Election after election, with rare exception, we choose lawmakers who place little, if any, value on the long-range health of the environment. These officials, Republicans and Democrats alike, are more beholden to the interests of businesses than they are to the interests of ordinary voters. For decades, our water management districts — charged with protecting out waterways — have allowed business lobbyists, especially those who work for agriculture, to write regulations that circumvent the public good.

Last month, during the 34th annual Everglades Coalition Conference in Duck Key, former Gov. Bob Graham, an environmentalist, did something unique for a politician. He acknowledged that he had failed to do enough to prevent the catastrophes the South Florida Water Management District has allowed to occur year after year because of its policies. While acknowledging his failures, Graham also gave current and future lawmakers a path forward.

I quote him at length: "The current federal law that regulates federal action … was written in 1948. That's a long time ago, and it was written primarily — almost exclusively — for the goal of flood control. ... We now have a much broader palette of issues and the federal statute that authorizes the Army Corps to be engaged with managing those issues needs to reflect that broader palette.

"So the first federal assignment (for attendees) is to initiate the process of rewriting the 1948 flood control act on which all the actions of the Corps of Engineers are now predicated.

"I'm going to be self-critical. I was in the Senate for 18 years. I failed you. I should have done this while I was there. I didn't. Now it's your responsibility."

The hopeful news is that Gov. Ron DeSantis seems to be where Graham never was.

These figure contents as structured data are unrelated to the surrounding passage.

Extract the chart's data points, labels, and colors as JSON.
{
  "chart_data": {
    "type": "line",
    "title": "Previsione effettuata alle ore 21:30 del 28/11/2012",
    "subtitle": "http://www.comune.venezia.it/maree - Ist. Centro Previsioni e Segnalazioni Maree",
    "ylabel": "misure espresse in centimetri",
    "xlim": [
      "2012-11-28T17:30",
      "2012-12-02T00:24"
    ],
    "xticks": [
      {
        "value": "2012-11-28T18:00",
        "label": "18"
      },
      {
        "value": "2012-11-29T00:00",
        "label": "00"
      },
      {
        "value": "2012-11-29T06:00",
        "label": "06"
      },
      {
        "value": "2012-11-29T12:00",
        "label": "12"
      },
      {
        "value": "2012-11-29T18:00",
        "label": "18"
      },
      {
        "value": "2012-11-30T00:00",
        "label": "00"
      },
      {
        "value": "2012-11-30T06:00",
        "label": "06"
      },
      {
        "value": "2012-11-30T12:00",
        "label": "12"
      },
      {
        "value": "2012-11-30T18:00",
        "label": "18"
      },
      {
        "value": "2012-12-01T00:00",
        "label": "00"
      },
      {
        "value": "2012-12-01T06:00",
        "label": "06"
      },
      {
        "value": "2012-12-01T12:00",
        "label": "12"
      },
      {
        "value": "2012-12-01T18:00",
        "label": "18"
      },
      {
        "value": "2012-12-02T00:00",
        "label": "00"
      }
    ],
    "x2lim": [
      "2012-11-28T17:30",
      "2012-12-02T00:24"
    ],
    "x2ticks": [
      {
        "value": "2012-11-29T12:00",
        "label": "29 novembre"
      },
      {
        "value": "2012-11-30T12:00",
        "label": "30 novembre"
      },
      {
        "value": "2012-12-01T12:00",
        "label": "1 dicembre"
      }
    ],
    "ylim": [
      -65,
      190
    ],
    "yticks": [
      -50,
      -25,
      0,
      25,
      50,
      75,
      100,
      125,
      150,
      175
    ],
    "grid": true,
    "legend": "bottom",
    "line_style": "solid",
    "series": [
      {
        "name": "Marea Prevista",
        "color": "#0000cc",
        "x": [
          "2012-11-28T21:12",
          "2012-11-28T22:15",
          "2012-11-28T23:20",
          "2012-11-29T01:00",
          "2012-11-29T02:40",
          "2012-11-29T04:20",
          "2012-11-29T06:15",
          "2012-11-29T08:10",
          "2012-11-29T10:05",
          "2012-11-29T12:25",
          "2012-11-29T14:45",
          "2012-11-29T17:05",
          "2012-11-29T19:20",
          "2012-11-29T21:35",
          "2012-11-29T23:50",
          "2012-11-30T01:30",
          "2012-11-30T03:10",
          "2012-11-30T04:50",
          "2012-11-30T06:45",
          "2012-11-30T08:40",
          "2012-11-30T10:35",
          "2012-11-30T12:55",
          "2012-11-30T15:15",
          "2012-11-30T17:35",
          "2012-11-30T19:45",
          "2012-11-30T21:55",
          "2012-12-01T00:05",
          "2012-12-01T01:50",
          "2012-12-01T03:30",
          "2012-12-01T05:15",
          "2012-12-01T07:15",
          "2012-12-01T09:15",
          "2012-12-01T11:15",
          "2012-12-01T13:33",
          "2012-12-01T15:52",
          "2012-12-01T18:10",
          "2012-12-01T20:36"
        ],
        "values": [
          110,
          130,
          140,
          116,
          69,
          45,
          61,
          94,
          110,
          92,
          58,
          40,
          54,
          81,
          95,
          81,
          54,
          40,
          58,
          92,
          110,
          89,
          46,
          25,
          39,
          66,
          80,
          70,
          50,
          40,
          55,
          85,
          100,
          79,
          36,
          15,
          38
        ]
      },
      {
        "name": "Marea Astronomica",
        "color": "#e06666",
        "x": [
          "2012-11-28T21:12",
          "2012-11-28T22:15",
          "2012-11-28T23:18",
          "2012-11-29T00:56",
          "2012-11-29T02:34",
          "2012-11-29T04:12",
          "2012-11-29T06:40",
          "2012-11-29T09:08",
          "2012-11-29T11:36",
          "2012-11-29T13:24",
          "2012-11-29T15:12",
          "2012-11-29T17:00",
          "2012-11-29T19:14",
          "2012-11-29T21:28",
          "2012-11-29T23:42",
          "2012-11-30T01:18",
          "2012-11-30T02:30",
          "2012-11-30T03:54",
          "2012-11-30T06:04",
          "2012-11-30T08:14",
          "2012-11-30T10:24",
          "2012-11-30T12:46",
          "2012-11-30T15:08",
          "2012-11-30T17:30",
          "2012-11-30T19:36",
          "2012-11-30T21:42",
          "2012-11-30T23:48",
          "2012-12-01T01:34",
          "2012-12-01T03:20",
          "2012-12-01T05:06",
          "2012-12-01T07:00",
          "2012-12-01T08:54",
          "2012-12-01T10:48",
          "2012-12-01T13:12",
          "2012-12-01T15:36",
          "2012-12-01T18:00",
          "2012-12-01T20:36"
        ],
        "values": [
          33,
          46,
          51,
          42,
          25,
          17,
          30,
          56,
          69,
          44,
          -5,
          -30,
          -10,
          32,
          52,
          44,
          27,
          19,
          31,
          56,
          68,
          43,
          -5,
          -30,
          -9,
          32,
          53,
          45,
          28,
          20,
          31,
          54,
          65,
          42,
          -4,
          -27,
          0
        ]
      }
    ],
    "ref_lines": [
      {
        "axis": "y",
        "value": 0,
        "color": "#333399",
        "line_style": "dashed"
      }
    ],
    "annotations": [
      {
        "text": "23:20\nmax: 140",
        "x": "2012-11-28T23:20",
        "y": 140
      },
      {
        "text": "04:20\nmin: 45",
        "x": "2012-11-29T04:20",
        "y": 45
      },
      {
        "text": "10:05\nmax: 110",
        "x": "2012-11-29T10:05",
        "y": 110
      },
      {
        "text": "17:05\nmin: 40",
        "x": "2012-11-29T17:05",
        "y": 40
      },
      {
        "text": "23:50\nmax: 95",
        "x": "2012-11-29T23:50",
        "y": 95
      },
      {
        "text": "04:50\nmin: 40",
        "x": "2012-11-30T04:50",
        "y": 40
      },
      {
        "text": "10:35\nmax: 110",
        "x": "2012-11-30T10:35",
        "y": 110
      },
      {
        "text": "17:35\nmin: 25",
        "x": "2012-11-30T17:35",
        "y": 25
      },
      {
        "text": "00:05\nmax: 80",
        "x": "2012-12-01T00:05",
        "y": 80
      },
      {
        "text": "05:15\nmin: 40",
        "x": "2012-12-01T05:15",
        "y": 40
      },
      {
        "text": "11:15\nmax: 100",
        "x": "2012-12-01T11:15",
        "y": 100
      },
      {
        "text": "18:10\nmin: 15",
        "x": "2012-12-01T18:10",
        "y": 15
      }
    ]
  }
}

One of DeSantis' first moves was to appoint replacements for SFWMD, which oversees Everglades restoration and Lake Okeechobee efforts.

DeSantis also issued an executive order that creates a chief science officer. This office will prepare the state for rising seas and seek solutions to algae outbreaks. These moves are remarkable in light of former Gov. Rick Scott's anti-science actions.

In addition to offering progressive views on the environment, DeSantis is doing what his GOP colleagues historically would not do: find substantial amounts of money for the environment. At two different stops in the state last week, he unveiled a $625 million plan to be spent on water resources.

"I don't want this to take forever," he said in Broward County. "I think there's a sense of urgency."

Even more, he vows to spend $2.5 billion on water resources over the next four years.

"What we're doing in the budget is historic," he said. "It will have a very big impact on the quality of life for Floridians."

Apparently, the new governor wants to restore some of the old pristine Florida he enjoyed as a child growing up in Pinellas County. Whatever his motivations, Floridians should support his early environmental initiatives.